A unique collection of original BBC and other radio actuality recordings brings to life the London of the 1920s to the 1950s. These sounds were captured at street markets, fairgrounds, skittle alleys, auction houses, hopfields and elsewhere.
BBC TRANSCRIPTION disc number 884525 bears two of a very small number of surviving recordings made of pub music. They both date to the 3rd of February 1954 and come from the Cock and Monkey pub in Neptune Street, Bermondsey, which was demolished in 2003. The Pubs History website has a photograph of it here.
The record features the local singers Bill Burnham and Bill French delivering two songs, ‘Cock-a-Doodle’ and ‘The Tramp’. The BBC catalogue entry provides an above-average amount of background detail:
“The Two Bills” as they are often called were entertaining in the ‘Cock and Monkey’ when these recordings were made. Their songs represent three distinct types of Cockney music-hall humour with which they have been brought up. They learnt the songs from public-house singers in their youth; later the two formed a “party” and entertained in pubs themselves. They have appeared on Television and recorded for Parlophone (1954) ‘What a Mouth’ and ‘Cockney Capers’ (a selection of Cockney choruses). Bill Burnham drives a motor van for an evening newspaper (“The Star”) and his father, until his death last year, also sold papers for the same firm.

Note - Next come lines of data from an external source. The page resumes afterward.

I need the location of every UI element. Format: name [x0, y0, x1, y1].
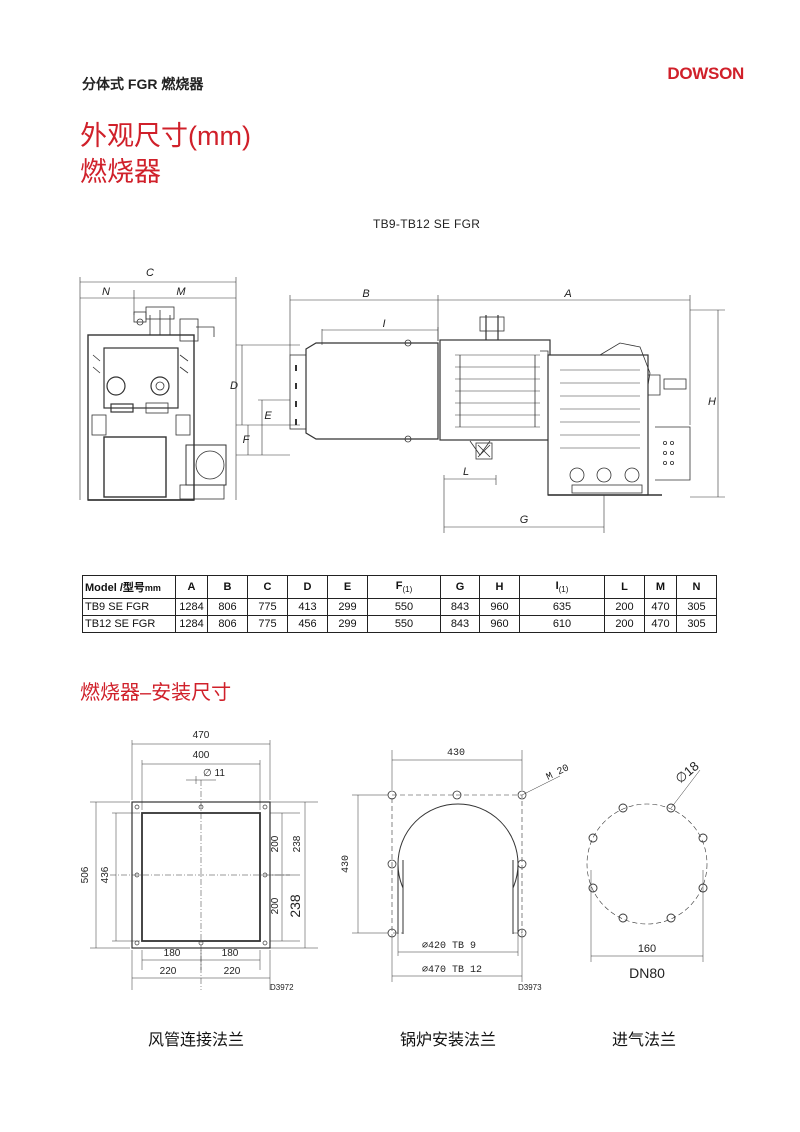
duct-dim-220-left: 220 — [160, 966, 177, 977]
table-cell: 299 — [327, 615, 368, 633]
boiler-dim-430-width: 430 — [447, 748, 465, 759]
table-header-f: F(1) — [367, 575, 441, 599]
table-header-a: A — [175, 575, 208, 599]
duct-dim-400: 400 — [193, 750, 210, 761]
table-cell-model: TB9 SE FGR — [82, 598, 176, 616]
boiler-flange-drawing: 430 430 M 20 ∅420 TB 9 ∅470 TB 12 D3973 — [341, 748, 571, 992]
table-cell: 470 — [644, 615, 677, 633]
table-cell: 413 — [287, 598, 328, 616]
duct-dim-436: 436 — [100, 866, 111, 883]
table-cell: 1284 — [175, 598, 208, 616]
gas-dim-hole: ∅18 — [672, 758, 701, 786]
table-cell: 610 — [519, 615, 605, 633]
duct-dim-200-bottom: 200 — [270, 897, 281, 914]
gas-dim-dn80: DN80 — [629, 965, 665, 981]
duct-dim-470: 470 — [193, 730, 210, 741]
dimension-table: Model /型号mm A B C D E F(1) G H I(1) L M … — [82, 575, 717, 633]
dim-label-l: L — [463, 466, 469, 478]
table-cell: 550 — [367, 598, 441, 616]
dim-label-i: I — [382, 318, 385, 330]
duct-dim-238-bottom: 238 — [287, 894, 303, 918]
section-title-mounting: 燃烧器–安装尺寸 — [80, 682, 232, 704]
gas-dim-160: 160 — [638, 943, 656, 955]
table-cell: 635 — [519, 598, 605, 616]
table-header-i: I(1) — [519, 575, 605, 599]
table-header-l: L — [604, 575, 645, 599]
table-cell: 456 — [287, 615, 328, 633]
table-cell: 550 — [367, 615, 441, 633]
duct-dim-506: 506 — [80, 866, 91, 883]
dim-label-n: N — [102, 286, 110, 298]
dim-label-g: G — [520, 514, 529, 526]
table-cell: 806 — [207, 598, 248, 616]
product-header: 分体式 FGR 燃烧器 — [82, 76, 204, 92]
caption-duct-flange: 风管连接法兰 — [148, 1032, 245, 1049]
caption-gas-flange: 进气法兰 — [612, 1032, 677, 1049]
table-header-b: B — [207, 575, 248, 599]
table-cell: 806 — [207, 615, 248, 633]
table-header-d: D — [287, 575, 328, 599]
table-header-c: C — [247, 575, 288, 599]
duct-dim-200-top: 200 — [270, 835, 281, 852]
boiler-drawing-code: D3973 — [518, 983, 542, 992]
duct-dim-238-top: 238 — [292, 835, 303, 852]
table-cell: 470 — [644, 598, 677, 616]
table-header-e: E — [327, 575, 368, 599]
burner-side-view — [87, 306, 227, 501]
table-header-m: M — [644, 575, 677, 599]
table-row: TB12 SE FGR 1284 806 775 456 299 550 843… — [82, 615, 717, 633]
dim-label-m: M — [176, 286, 186, 298]
caption-boiler-flange: 锅炉安装法兰 — [400, 1032, 497, 1049]
table-cell: 843 — [440, 598, 480, 616]
table-cell: 843 — [440, 615, 480, 633]
dim-label-a: A — [563, 288, 571, 300]
duct-flange-drawing: 470 400 ∅ 11 506 436 200 238 200 238 180… — [80, 730, 318, 992]
section-title-dimensions: 外观尺寸(mm) — [80, 121, 251, 151]
table-cell: 775 — [247, 598, 288, 616]
table-header-n: N — [676, 575, 717, 599]
table-header-row: Model /型号mm A B C D E F(1) G H I(1) L M … — [82, 575, 717, 599]
boiler-dim-tb12: ∅470 TB 12 — [422, 965, 482, 976]
table-cell-model: TB12 SE FGR — [82, 615, 176, 633]
duct-drawing-code: D3972 — [270, 983, 294, 992]
table-cell: 305 — [676, 615, 717, 633]
table-header-h: H — [479, 575, 520, 599]
dim-label-b: B — [362, 288, 369, 300]
flange-drawings: 470 400 ∅ 11 506 436 200 238 200 238 180… — [80, 730, 708, 992]
table-cell: 960 — [479, 598, 520, 616]
dim-label-f: F — [243, 434, 251, 446]
section-title-burner: 燃烧器 — [80, 157, 161, 187]
table-cell: 1284 — [175, 615, 208, 633]
table-header-g: G — [440, 575, 480, 599]
table-cell: 200 — [604, 615, 645, 633]
duct-dim-180-left: 180 — [164, 948, 181, 959]
table-cell: 200 — [604, 598, 645, 616]
table-cell: 299 — [327, 598, 368, 616]
burner-outline-drawing: C N M B A I D E F H L G — [79, 267, 725, 533]
boiler-dim-430-height: 430 — [341, 855, 352, 873]
dim-label-e: E — [264, 410, 272, 422]
table-row: TB9 SE FGR 1284 806 775 413 299 550 843 … — [82, 598, 717, 616]
boiler-dim-thread: M 20 — [545, 763, 571, 783]
burner-front-view — [289, 315, 691, 496]
gas-flange-drawing: ∅18 160 DN80 — [586, 758, 708, 981]
table-header-model: Model /型号mm — [82, 575, 176, 599]
table-cell: 305 — [676, 598, 717, 616]
dim-label-c: C — [146, 267, 154, 279]
table-cell: 960 — [479, 615, 520, 633]
boiler-dim-tb9: ∅420 TB 9 — [422, 941, 476, 952]
dim-label-d: D — [230, 380, 238, 392]
dim-label-h: H — [708, 396, 716, 408]
duct-dim-hole: ∅ 11 — [203, 768, 225, 779]
table-cell: 775 — [247, 615, 288, 633]
brand-logo: DOWSON — [667, 64, 744, 83]
duct-dim-220-right: 220 — [224, 966, 241, 977]
duct-dim-180-right: 180 — [222, 948, 239, 959]
drawing-model-label: TB9-TB12 SE FGR — [373, 217, 481, 231]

His father kept a fish-barrow in Tabbard [sic] Street, Bermondsey, and was known as Art Burnham. He gave lessons to children on the piano when he was 12 and all his life was well-known locally as an entertainer and as a maker of Cockney songs. His son Bill picked up songs from him and other local entertainers. Bill French, known as “Busty”, is a stoker in a brewery. He picked up songs at an early age and then when he met the other Bill suggested they form a “party”. He generally sings seconds while Bill Burnham sings the lead and plays the piano. His mother sang and he has a niece in Glyndebourne Opera Co. During the last war he entertained troops in many parts of the world.
The entry goes on to state that ‘The Tramp’ involves a play on the double meaning of the word “saw” [providing] a typical kind of Cockney “humorous pathos”. There’s a bit more going on in the song than that. The tramp not only chooses to interpret ‘saw’ as the past tense of ‘see’, but also lectures the lady of the song on her grammar. In a small way the world is turned upside down.
‘Cock-a-Doodle’ has fun with the word ‘cock’, which Burnham sings with particular relish. Double entendres were long a staple of music hall and pub songs, from Marie Lloyd’s ‘She sits among the cabbages and peas’ through to the tongue-twister of ‘Susie in the shoeshine shop’ and ‘What a wonderful fish the sole is’, which was popular with London pub comedians until at least the early 1980s. I remember Jimmy Fagg singing it during his regular Sunday slot at the Carved Red Lion in Exmouth Market. The words went:
What a wonderful fish the sole is,
What wonderful fish are soles.
Though I’m glad to relate,
I’m partial to skate,
When served on a plate with rissoles.
What a wonderful fish the sole is,
They swim around in shoals.
But the finest of fish, ever served in a dish
Are soles, are soles, are soles.
Just a few days after the BBC visited the Cock and Monkey, the folk song recordist Peter Kennedy turned up to make his own recordings of Burnham and French’s songs. These eventually found their way onto the Folktrax compilation The Londoners.